DoubleTake: Geometry-Guided Depth Estimation introduces a novel approach for estimating the geometry of 3D scenes. Building on Niantic’s earlier work, SimpleRecon, DoubleTake first estimates a depth map for each image and then integrates these maps into a coherent 3D reconstruction. The key innovation in DoubleTake is its ability to use the current 3D reconstruction to improve the accuracy of subsequent depth estimates. This method establishes a new state-of-the-art in both depth estimation and 3D scene reconstruction accuracy.

“GroundUp: Rapid Sketch-Based 3D City Massing” to be presented at ECCV 2024

GroundUp
GroundUp: Rapid Sketch-Based 3D City Massing enables users to create new 3D building designs by simply sketching. GroundUp uses a generative diffusion model to create plausible reconstructions that respect perspective user sketches of building blocks. This is the first such work which allows interactive and iterative sketch-based reconstruction for use by architects and novices.

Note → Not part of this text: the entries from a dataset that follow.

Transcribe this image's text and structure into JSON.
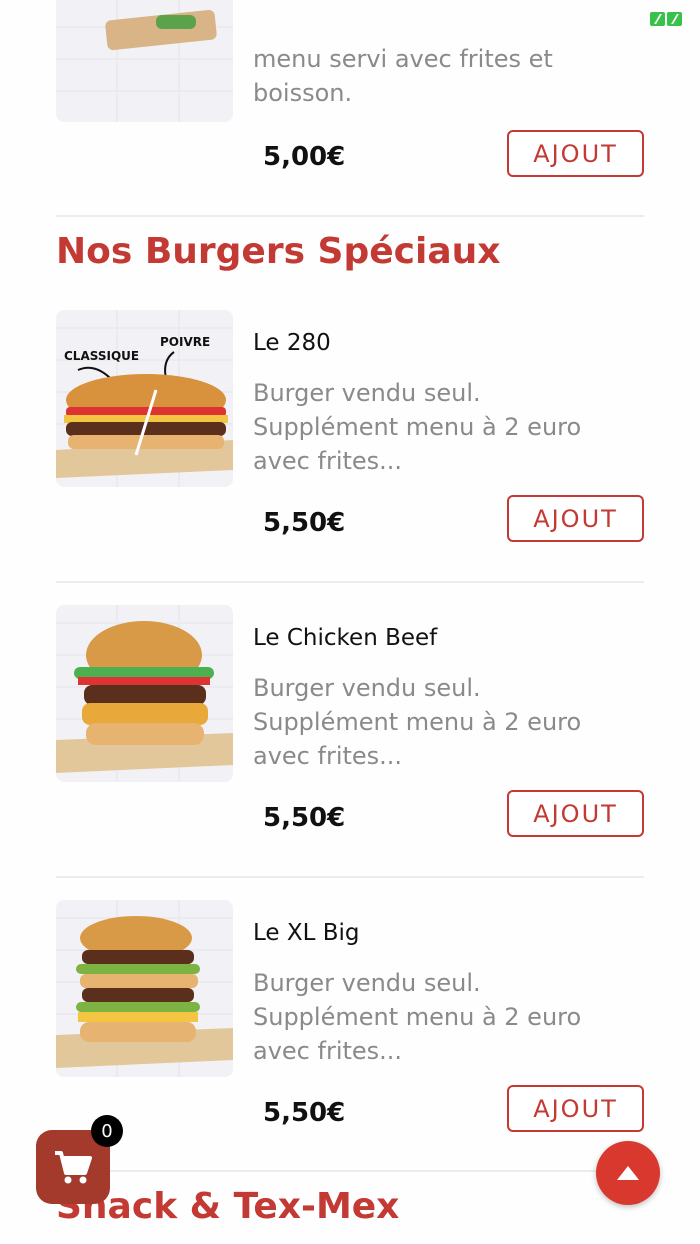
{
  "colors": {
    "accent": "#c23a33",
    "cart_bg": "#a33a2c",
    "top_btn_bg": "#d9382f"
  },
  "top_item": {
    "desc": "menu servi avec frites et boisson.",
    "price": "5,00€",
    "button": "AJOUT"
  },
  "section_burgers": {
    "title": "Nos Burgers Spéciaux"
  },
  "burgers": [
    {
      "title": "Le 280",
      "desc": "Burger vendu seul. Supplément menu à 2 euro avec frites...",
      "price": "5,50€",
      "button": "AJOUT",
      "image_labels": {
        "left": "CLASSIQUE",
        "right": "POIVRE"
      }
    },
    {
      "title": "Le Chicken Beef",
      "desc": "Burger vendu seul. Supplément menu à 2 euro avec frites...",
      "price": "5,50€",
      "button": "AJOUT"
    },
    {
      "title": "Le XL Big",
      "desc": "Burger vendu seul. Supplément menu à 2 euro avec frites...",
      "price": "5,50€",
      "button": "AJOUT"
    }
  ],
  "section_snack": {
    "title": "Snack & Tex-Mex"
  },
  "cart": {
    "count": "0",
    "icon": "cart-icon"
  },
  "scroll_top": {
    "icon": "arrow-up-icon"
  }
}
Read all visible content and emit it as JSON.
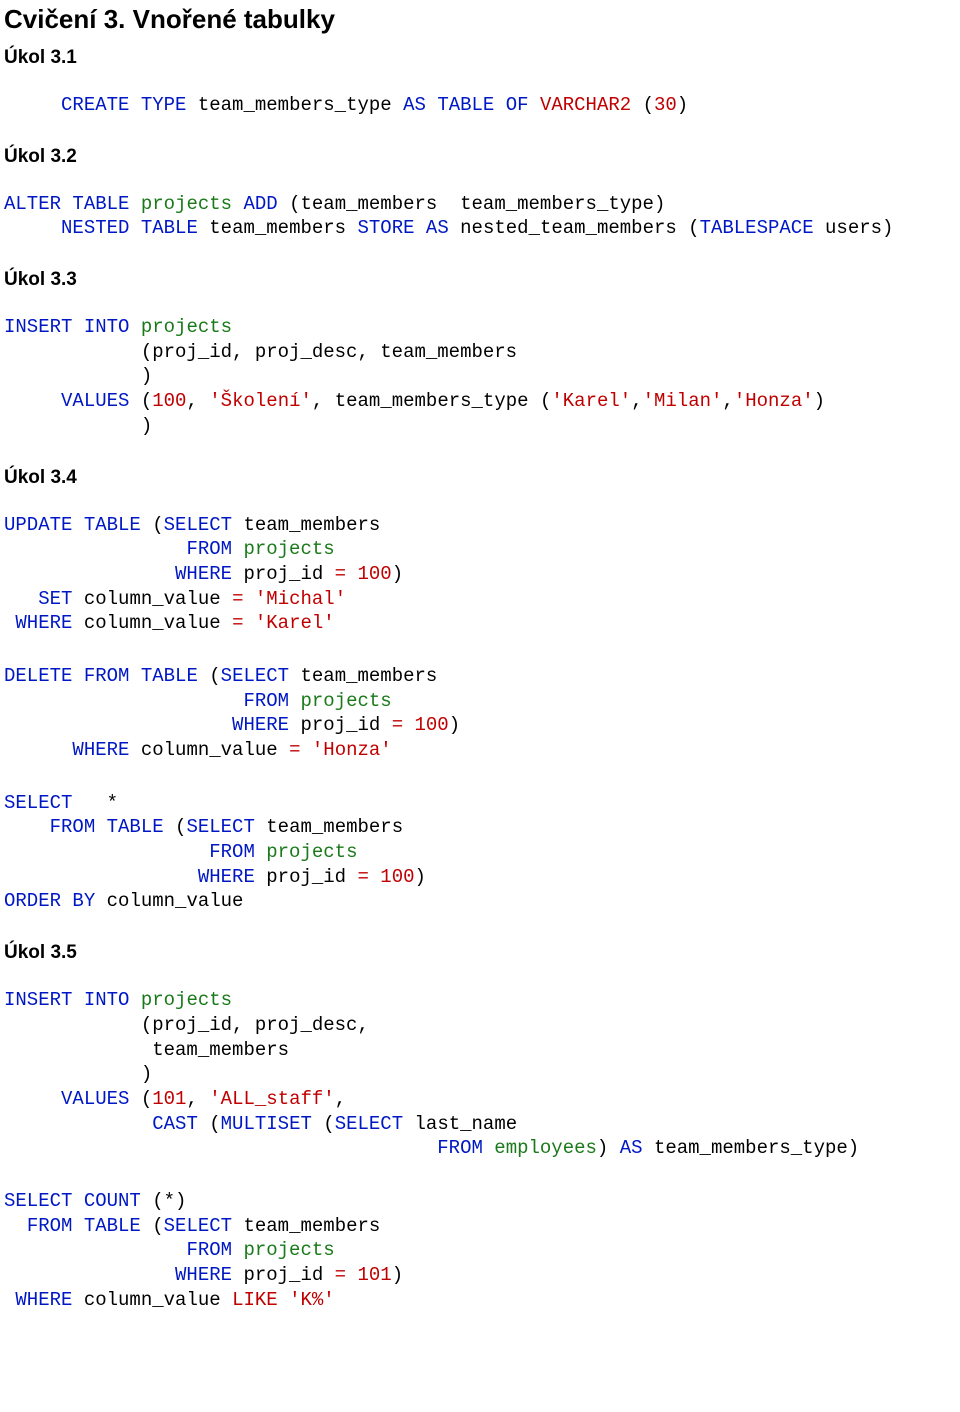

“HandDGP: Camera-Space Hand Mesh Prediction with Differentiable Global Positioning” to be presented at ECCV 2024

HandDGP

HandDGP: Camera-Space Hand Mesh Prediction with Differentiable Global Positioning enables accurate 3D hand mesh predictions within the camera’s 3D space. While most state-of-the-art methods focus on making hands look correct in 2D, they often neglect the global positioning of the hand in the 3D scene. However, realistic virtual object interactions in AR/VR require precise 3D predictions. HandDGP addresses the scale-depth ambiguity in estimating 3D geometry from 2D images by introducing an end-to-end differentiable module, which allows neural networks to learn directly in 3D space rather than in relative spaces. HandDGP is the current state of the art in camera-space 3D hand mesh prediction and is the key component of the real time hand mesh tracking feature in Niantic’s 8th Wall WebAR development kit.